The flowers are arranged in heads, at or near the ends of the branches which continue to grow after flowering. Each head is up to 17 mm in diameter and contains between 4 and 9 groups of flowers, each group with 3 individual flowers. The base of the flowers is surrounded by white bracts. The petals are 0.8-1.5 mm long and fall off as the flower opens. The flowers are surrounded by five bundles of stamens, each bundle containing 3 to 5 pink or purple stamens. The main flowering period is in October and November and is followed by almost spherical clusters of fruit about 7 mm in diameter.

==Taxonomy and naming==
This species was first formally described in 1852 by the Russian botanist Nikolai Turczaninow in Bulletin de la Société Impériale des Naturalistes de Moscou under the heading Myrtaceae Xerocarpicae in Nova Hollandi. The specific epithet (concinna) is from the Latin concinnus meaning "neat", "pretty", or "elegant".

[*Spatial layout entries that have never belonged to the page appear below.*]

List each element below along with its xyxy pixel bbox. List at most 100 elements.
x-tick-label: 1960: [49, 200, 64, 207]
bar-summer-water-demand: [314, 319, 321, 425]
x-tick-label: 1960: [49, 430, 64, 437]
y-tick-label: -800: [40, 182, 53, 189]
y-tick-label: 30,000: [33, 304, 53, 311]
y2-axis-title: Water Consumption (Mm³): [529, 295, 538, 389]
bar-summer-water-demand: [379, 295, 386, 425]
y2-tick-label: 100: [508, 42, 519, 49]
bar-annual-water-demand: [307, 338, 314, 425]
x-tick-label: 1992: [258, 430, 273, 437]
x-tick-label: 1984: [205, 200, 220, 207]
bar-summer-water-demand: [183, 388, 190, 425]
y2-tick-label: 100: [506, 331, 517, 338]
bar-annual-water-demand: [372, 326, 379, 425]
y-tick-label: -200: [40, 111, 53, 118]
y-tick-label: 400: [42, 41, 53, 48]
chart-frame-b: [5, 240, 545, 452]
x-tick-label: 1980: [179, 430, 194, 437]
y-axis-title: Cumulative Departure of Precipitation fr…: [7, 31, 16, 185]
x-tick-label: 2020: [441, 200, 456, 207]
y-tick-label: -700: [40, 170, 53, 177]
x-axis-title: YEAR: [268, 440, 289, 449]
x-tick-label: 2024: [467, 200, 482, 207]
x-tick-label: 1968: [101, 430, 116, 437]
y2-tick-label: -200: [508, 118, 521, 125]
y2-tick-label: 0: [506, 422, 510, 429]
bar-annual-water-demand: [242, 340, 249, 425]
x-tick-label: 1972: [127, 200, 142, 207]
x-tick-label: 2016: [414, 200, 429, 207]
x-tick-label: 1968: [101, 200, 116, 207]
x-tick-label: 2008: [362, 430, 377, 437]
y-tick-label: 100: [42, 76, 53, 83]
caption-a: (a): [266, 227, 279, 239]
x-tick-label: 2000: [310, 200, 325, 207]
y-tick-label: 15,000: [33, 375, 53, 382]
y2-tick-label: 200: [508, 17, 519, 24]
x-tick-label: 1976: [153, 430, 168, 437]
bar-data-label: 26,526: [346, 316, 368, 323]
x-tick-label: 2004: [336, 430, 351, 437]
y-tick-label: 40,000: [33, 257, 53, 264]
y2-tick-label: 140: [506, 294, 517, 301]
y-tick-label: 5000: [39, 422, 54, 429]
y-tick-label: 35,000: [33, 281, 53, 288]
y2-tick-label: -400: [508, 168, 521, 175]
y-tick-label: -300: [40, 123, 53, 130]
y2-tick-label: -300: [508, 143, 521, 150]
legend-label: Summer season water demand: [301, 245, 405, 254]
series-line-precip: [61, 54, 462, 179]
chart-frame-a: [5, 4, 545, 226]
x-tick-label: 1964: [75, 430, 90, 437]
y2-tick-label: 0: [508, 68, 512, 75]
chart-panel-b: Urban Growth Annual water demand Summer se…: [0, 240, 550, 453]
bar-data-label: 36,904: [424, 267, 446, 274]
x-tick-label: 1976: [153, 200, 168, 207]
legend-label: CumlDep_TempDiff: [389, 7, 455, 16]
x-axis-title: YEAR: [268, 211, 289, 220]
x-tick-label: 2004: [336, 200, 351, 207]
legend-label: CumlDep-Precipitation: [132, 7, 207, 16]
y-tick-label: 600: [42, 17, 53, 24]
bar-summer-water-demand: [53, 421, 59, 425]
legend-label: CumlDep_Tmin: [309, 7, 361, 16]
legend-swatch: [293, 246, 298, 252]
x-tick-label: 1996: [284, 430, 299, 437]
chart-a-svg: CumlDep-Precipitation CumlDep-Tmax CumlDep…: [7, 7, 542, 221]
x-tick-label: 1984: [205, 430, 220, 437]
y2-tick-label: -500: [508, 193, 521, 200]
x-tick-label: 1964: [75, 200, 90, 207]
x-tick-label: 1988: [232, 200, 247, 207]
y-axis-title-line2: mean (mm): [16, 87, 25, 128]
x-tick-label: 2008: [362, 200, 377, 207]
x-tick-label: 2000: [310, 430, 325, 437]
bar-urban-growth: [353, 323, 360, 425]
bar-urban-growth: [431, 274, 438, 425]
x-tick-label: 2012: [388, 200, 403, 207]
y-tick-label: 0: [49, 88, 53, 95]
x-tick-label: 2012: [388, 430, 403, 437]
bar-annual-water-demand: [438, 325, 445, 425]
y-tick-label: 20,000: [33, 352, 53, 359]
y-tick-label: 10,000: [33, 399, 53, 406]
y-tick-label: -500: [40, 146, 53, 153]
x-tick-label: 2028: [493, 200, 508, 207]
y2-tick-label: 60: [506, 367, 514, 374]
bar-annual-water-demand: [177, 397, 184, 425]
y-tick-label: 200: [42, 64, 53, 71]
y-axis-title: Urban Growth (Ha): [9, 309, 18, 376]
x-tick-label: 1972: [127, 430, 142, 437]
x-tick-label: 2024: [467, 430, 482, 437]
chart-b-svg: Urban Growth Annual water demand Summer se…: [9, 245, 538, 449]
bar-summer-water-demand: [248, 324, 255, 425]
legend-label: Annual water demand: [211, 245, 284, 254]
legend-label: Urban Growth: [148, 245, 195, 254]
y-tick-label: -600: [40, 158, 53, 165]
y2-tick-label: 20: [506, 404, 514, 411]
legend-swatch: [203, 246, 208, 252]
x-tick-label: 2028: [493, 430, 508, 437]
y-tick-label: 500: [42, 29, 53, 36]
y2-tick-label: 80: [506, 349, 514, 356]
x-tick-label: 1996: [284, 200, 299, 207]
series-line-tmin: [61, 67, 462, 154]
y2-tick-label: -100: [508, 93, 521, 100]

==Distribution and habitat==
This melaleuca occurs in the south Stirling Range, Jerramungup and Ravensthorpe districts in the Esperance Plains and Mallee biogeographic regions growing in sandy loam over clay or laterite in mallee scrub or heath and along railway lines.

==Conservation status==
Melaleuca concinna is listed as not threatened by the Government of Western Australia Department of Parks and Wildlife.

==Use in horticulture==
This species is not often cultivated but has been grown successfully in Adelaide.